A arte brasileira sempre sai perdendo nos momentos de crise. Quando as turbulências começam a afetar o caixa de prefeituras e governos, os primeiros cortes acontecem – logo onde? – na cultura. Exposições, oficinas e espaços de incentivo à produção logo são desfeitos (“pra que gastar o dinheiro do povo com um festival de jazz?”, foi o que eu ouvi mais vezes), interrompendo a formação contínua de artistas, e congelando a arte brasileira num eterno começo.

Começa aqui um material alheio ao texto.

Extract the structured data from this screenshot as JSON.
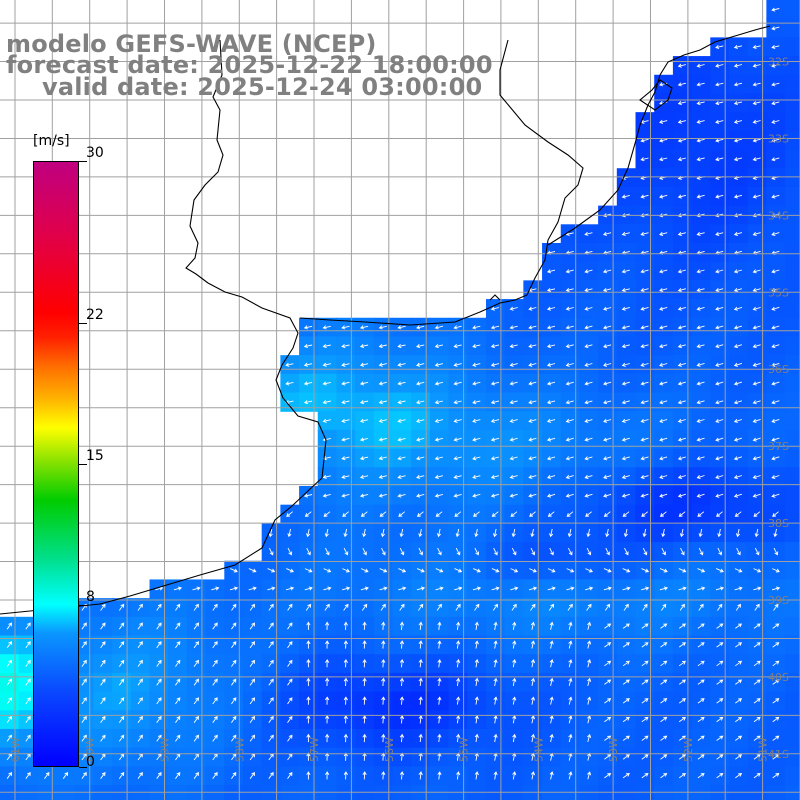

Se é assim hoje, em que a produção nacional off-Globo Filmes luta pra seguir produzindo, como não terá sido no vácuo das décadas de 1970 e 80, em que toda a arte nacional estava subordinada à censura oficial da ditadura, e em que um órgão federal (a Embrafilme) detinha poderes absolutos sobre o financiamento e a realização de filmes? Pois foi nesse período de trevas que a arte de Héctor Babenco triunfou, legando as obras brasileiras mais significativas daquela época, e ajudando o cinema nacional a respirar além das pornochanchadas e da masturbação intelectual dos filmes ditos artísticos, que se pode conferir (e rir com) no Canal Brasil hoje em dia.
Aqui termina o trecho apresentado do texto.